Let \(Y\) be the number of successes throughout \(n\) independent repetitions of a random experiment with probability of success \(p=\frac{1}{4}\). Determine the smallest value of \(n\) so that \(P(1 \leq Y) \geq 0.70\)

Short answer

The smallest number of independent repetitions 'n' so that the probability of at least 1 success is greater than or equal to 0.70 is 4.

Step-by-step solution

Use the Complementary Rule

We start by using the formula for the probability of exactly 'k' successes in 'n' repetitions of a binomial experiment. This is given by \(P(Y=k) = C(n, k) * p^k * (1-p)^{n-k}\) where 'n' is the number of experiments, 'k' is the number of successes, 'p' is the probability of success, and 'C(n, k)' is the binomial coefficient. Then we use the Complementary Rule which states that P(A')=1-P(A) to calculate 'P(1≤Y)=1-P(Y=0)'.

Compute P(Y=0)

Now, we substitute 'k' with '0' in the previously mentioned formula, and obtain \(P(Y=0)=C(n, 0) * p^0 * (1-p)^{n-0}= (1-p)^n \). In our case, p=1/4, so \(P(Y=0)=(1-1/4)^n= (3/4)^n \).

Solving for n

By setting the inequality \(1-P(Y=0)=1- (3/4)^n ≥ 0.70\), we can solve for 'n'. It simplifies to \( (3/4)^n ≤ 0.30\).
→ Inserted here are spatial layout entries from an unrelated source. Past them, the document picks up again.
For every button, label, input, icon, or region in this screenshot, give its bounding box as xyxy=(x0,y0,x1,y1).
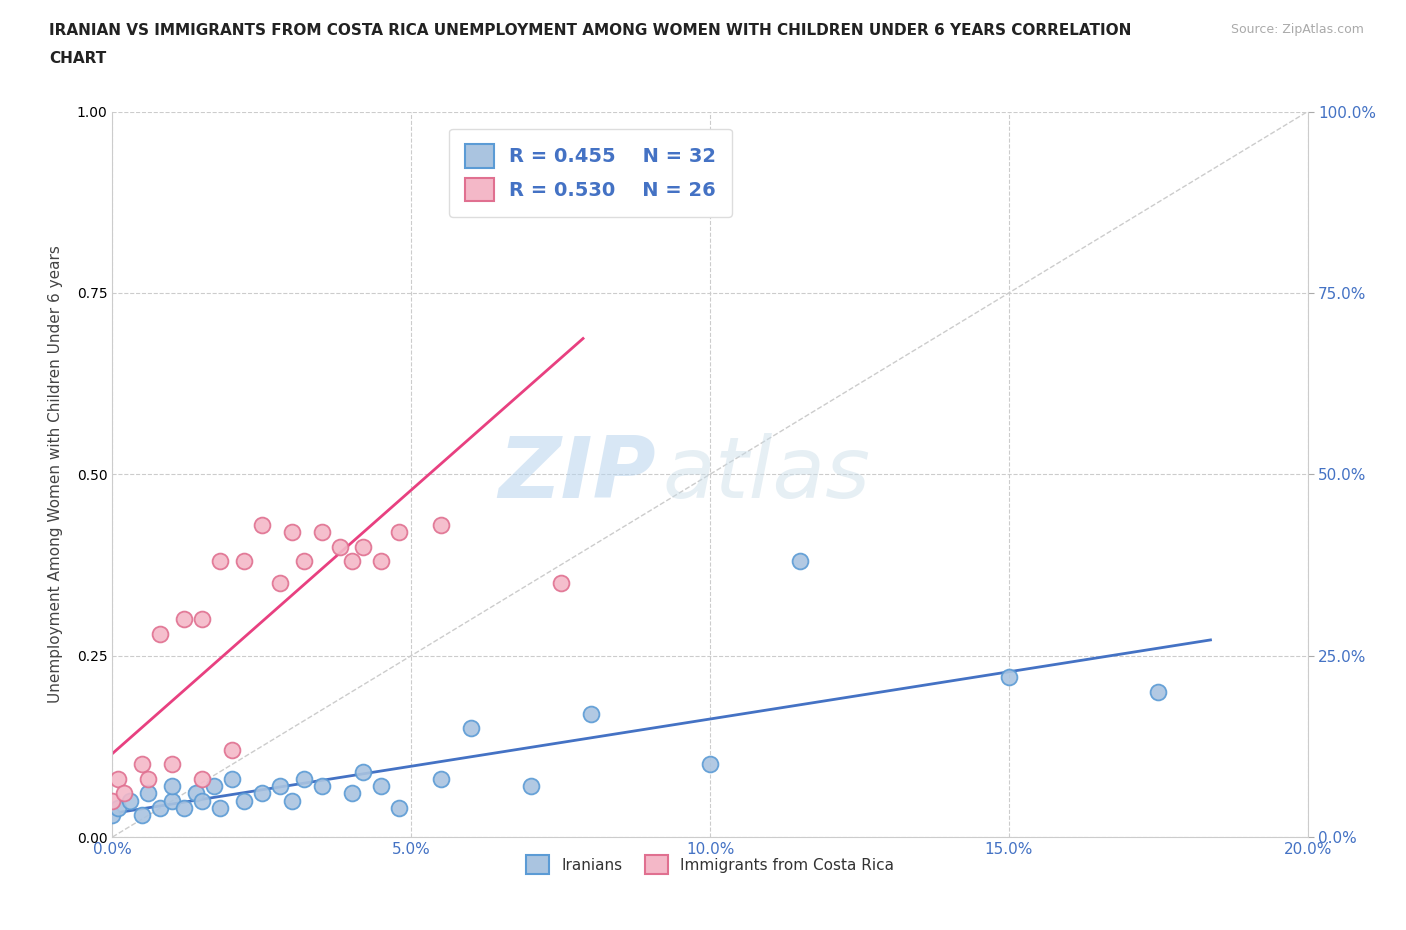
Text: ZIP: ZIP xyxy=(499,432,657,516)
Point xyxy=(520,778,543,793)
Point xyxy=(489,140,512,155)
Point xyxy=(221,772,243,787)
Point xyxy=(281,525,304,539)
Point xyxy=(353,764,375,779)
Point xyxy=(191,772,214,787)
Point xyxy=(579,706,602,721)
Point xyxy=(789,554,811,569)
Point xyxy=(292,772,315,787)
Point xyxy=(460,721,482,736)
Point xyxy=(149,801,172,816)
Point xyxy=(329,539,352,554)
Point xyxy=(209,801,232,816)
Point xyxy=(191,612,214,627)
Point xyxy=(101,793,124,808)
Point xyxy=(430,518,453,533)
Point xyxy=(233,554,256,569)
Text: Source: ZipAtlas.com: Source: ZipAtlas.com xyxy=(1230,23,1364,36)
Point xyxy=(281,793,304,808)
Point xyxy=(131,757,153,772)
Point xyxy=(340,786,363,801)
Point xyxy=(998,670,1021,684)
Point xyxy=(202,778,225,793)
Y-axis label: Unemployment Among Women with Children Under 6 years: Unemployment Among Women with Children U… xyxy=(48,246,63,703)
Point xyxy=(370,554,392,569)
Point xyxy=(388,801,411,816)
Point xyxy=(269,778,291,793)
Point xyxy=(388,525,411,539)
Point xyxy=(114,786,135,801)
Point xyxy=(221,742,243,757)
Point xyxy=(162,793,183,808)
Point xyxy=(131,808,153,823)
Point xyxy=(186,786,208,801)
Point xyxy=(120,793,142,808)
Point xyxy=(173,801,195,816)
Point xyxy=(340,554,363,569)
Text: CHART: CHART xyxy=(49,51,107,66)
Point xyxy=(250,786,273,801)
Point xyxy=(101,808,124,823)
Point xyxy=(550,576,572,591)
Point xyxy=(353,539,375,554)
Point xyxy=(173,612,195,627)
Text: atlas: atlas xyxy=(662,432,870,516)
Point xyxy=(138,786,160,801)
Legend: Iranians, Immigrants from Costa Rica: Iranians, Immigrants from Costa Rica xyxy=(520,849,900,880)
Point xyxy=(138,772,160,787)
Point xyxy=(191,793,214,808)
Text: IRANIAN VS IMMIGRANTS FROM COSTA RICA UNEMPLOYMENT AMONG WOMEN WITH CHILDREN UND: IRANIAN VS IMMIGRANTS FROM COSTA RICA UN… xyxy=(49,23,1132,38)
Point xyxy=(311,778,333,793)
Point xyxy=(430,772,453,787)
Point xyxy=(250,518,273,533)
Point xyxy=(233,793,256,808)
Point xyxy=(269,576,291,591)
Point xyxy=(107,772,129,787)
Point xyxy=(699,757,721,772)
Point xyxy=(162,757,183,772)
Point xyxy=(292,554,315,569)
Point xyxy=(107,801,129,816)
Point xyxy=(1147,684,1170,699)
Point xyxy=(149,627,172,642)
Point xyxy=(311,525,333,539)
Point xyxy=(370,778,392,793)
Point xyxy=(162,778,183,793)
Point xyxy=(209,554,232,569)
This inequality doesn't have an exact solution because 'n' must be an integer. In such cases, we round up to the next highest integer.

Calculate the smallest 'n' that satisfies the inequality.

Solving the inequality \( (3/4)^n ≤ 0.30\), we find that n is approximately 3.11. But since 'n' must be an integer, the smallest number of independent repetitions is 4.